Como un experimento de antropología urbana, hace unos años realicé un recorrido por el barrio Flores Magón; había rentado un espacio para vivir provisionalmente en este barrio mientras buscaba otro con calma y propósitos más claros. Como un gran sitio arqueológico, entre ruinas, demoliciones, terrenos baldíos, callejones, las casas no se disputaban mi atención. Más de una vez, los vecinos me preguntaban si estaba perdida.
Mis itinerarios no eran los del turista ni el del vecino o vecina que sigue una rutina que no ha cambiado por años. Más de una vez, gente que conocía me preguntaba si estaba perdida. Me transformé en un personaje provisorio que se interesaba en historias personales sin importancia, en detalles insignificantes, caminaba con los ojos puestos en la extravagancia de la rotura, del desperfecto, de la posibilidad truncada.

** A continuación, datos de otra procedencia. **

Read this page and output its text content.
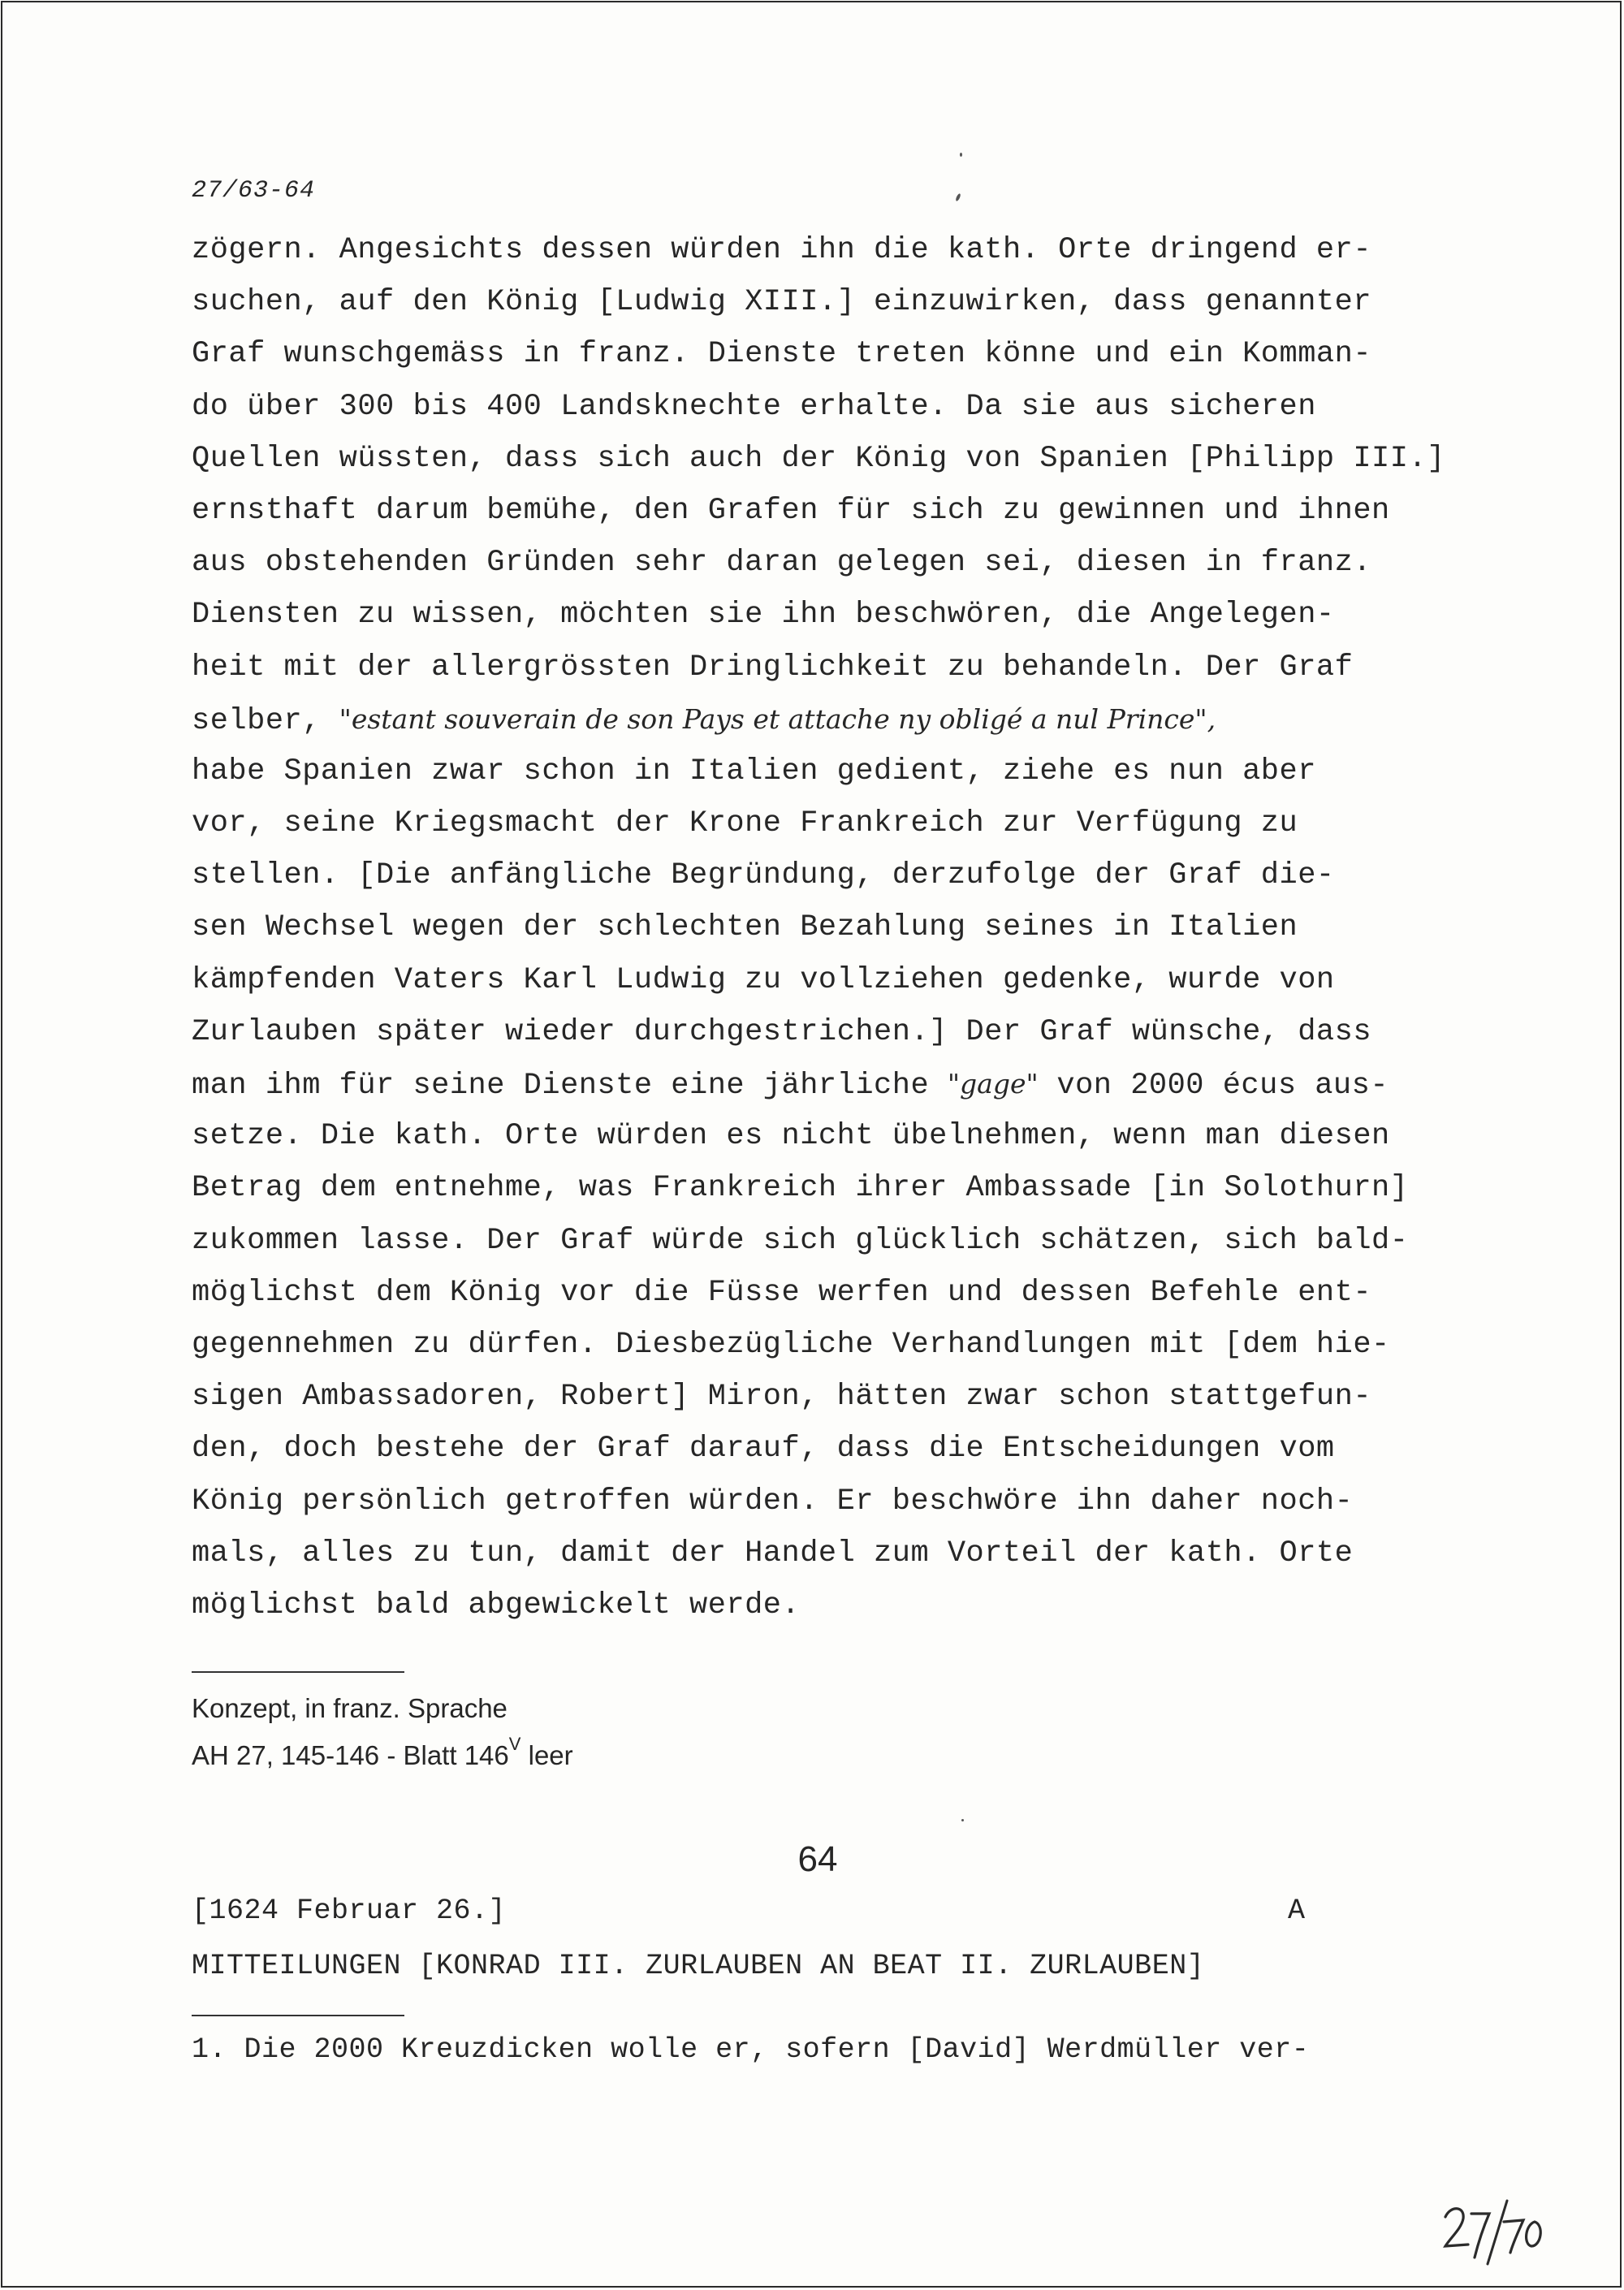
27/63-64
zögern. Angesichts dessen würden ihn die kath. Orte dringend er-
suchen, auf den König [Ludwig XIII.] einzuwirken, dass genannter
Graf wunschgemäss in franz. Dienste treten könne und ein Komman-
do über 300 bis 400 Landsknechte erhalte. Da sie aus sicheren
Quellen wüssten, dass sich auch der König von Spanien [Philipp III.]
ernsthaft darum bemühe, den Grafen für sich zu gewinnen und ihnen
aus obstehenden Gründen sehr daran gelegen sei, diesen in franz.
Diensten zu wissen, möchten sie ihn beschwören, die Angelegen-
heit mit der allergrössten Dringlichkeit zu behandeln. Der Graf
selber, "estant souverain de son Pays et attache ny obligé a nul Prince",
habe Spanien zwar schon in Italien gedient, ziehe es nun aber
vor, seine Kriegsmacht der Krone Frankreich zur Verfügung zu
stellen. [Die anfängliche Begründung, derzufolge der Graf die-
sen Wechsel wegen der schlechten Bezahlung seines in Italien
kämpfenden Vaters Karl Ludwig zu vollziehen gedenke, wurde von
Zurlauben später wieder durchgestrichen.] Der Graf wünsche, dass
man ihm für seine Dienste eine jährliche "gage" von 2000 écus aus-
setze. Die kath. Orte würden es nicht übelnehmen, wenn man diesen
Betrag dem entnehme, was Frankreich ihrer Ambassade [in Solothurn]
zukommen lasse. Der Graf würde sich glücklich schätzen, sich bald-
möglichst dem König vor die Füsse werfen und dessen Befehle ent-
gegennehmen zu dürfen. Diesbezügliche Verhandlungen mit [dem hie-
sigen Ambassadoren, Robert] Miron, hätten zwar schon stattgefun-
den, doch bestehe der Graf darauf, dass die Entscheidungen vom
König persönlich getroffen würden. Er beschwöre ihn daher noch-
mals, alles zu tun, damit der Handel zum Vorteil der kath. Orte
möglichst bald abgewickelt werde.
Konzept, in franz. Sprache
AH 27, 145-146 - Blatt $146^V$ leer
64
[1624 Februar 26.]	A
MITTEILUNGEN [KONRAD III. ZURLAUBEN AN BEAT II. ZURLAUBEN]
1. Die 2000 Kreuzdicken wolle er, sofern [David] Werdmüller ver-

Empujados por el calor y alentando la entrada de la brisa fresca, en este barrio los vecinos abren, de par en par, los postigos de las ventanas revelando al transeúnte ocasional, o al metódico, un pequeño museo. Originales despliegues de recuerdos y objetos se ofrecen como viejas enciclopedias, repertorios y colecciones de recuerditos y objetos sin valor económico, con valor personal y familiar que, en su conjunto, crean historias y ambientes que refieren a otras épocas. Desde la banqueta, empecé a fotografiar las salas que se abrían a la cocina y demás cuartos, alguna recámara. Un día, una señora me preguntó: ¿No quieres entrar? Las fotos te quedarán mejor si las tomas desde adentro. Entré y comenzamos a conversar, más bien la señora hablaba y mi pregunta eventual la ayudaba a retomar el hilo de un relato que tocaba temas diversos. Así, las casas empezaron a hablar. La impresión inicial de kitsch de la decoración dio lugar a la construcción de una biografía de mundos silenciosos. Los ambientes contaban una historia que el relato de las mujeres completaba. El encuentro se transformaba casi en una visita familiar. Fotografiaba sus intimidades: camas revueltas, ropa arrojada al descuido, agendas, baños, platos sucios, rastros de otras personas y tiempos, sus casas completaban las historias que ellas relataban, o relataban otras.
La conversación se repartía entre el relato de las señoras y mi silencioso registro, el del extranjero que le da valor a la ruina, imagina posibles historias, tapa huecos en el relato; entre los pedazos imagina las relaciones entre los objetos. Un experimento narrativo que tiene que ver con espacios concretos y abstractos, identidades de barrios y viviendas, ausencias, huellas, marcas, el tiempo.
Por la noche, repasaba las historias, revisaba a detalle las imágenes, intuía personajes ocultos, me extasiaba con probables fábulas de misterio. Me transformé en un personaje provisorio que se interesaba en detalles insignificantes, caminaba con los ojos puestos en la extravagancia de la rotura, del desperfecto, de la posibilidad truncada. Fue inevitable establecer conexiones entre objetos y pronunciamientos, entre imágenes y sonidos, entre argumentaciones y silencios.
Con el tiempo me fui convirtiendo en un personaje que imaginaba una película.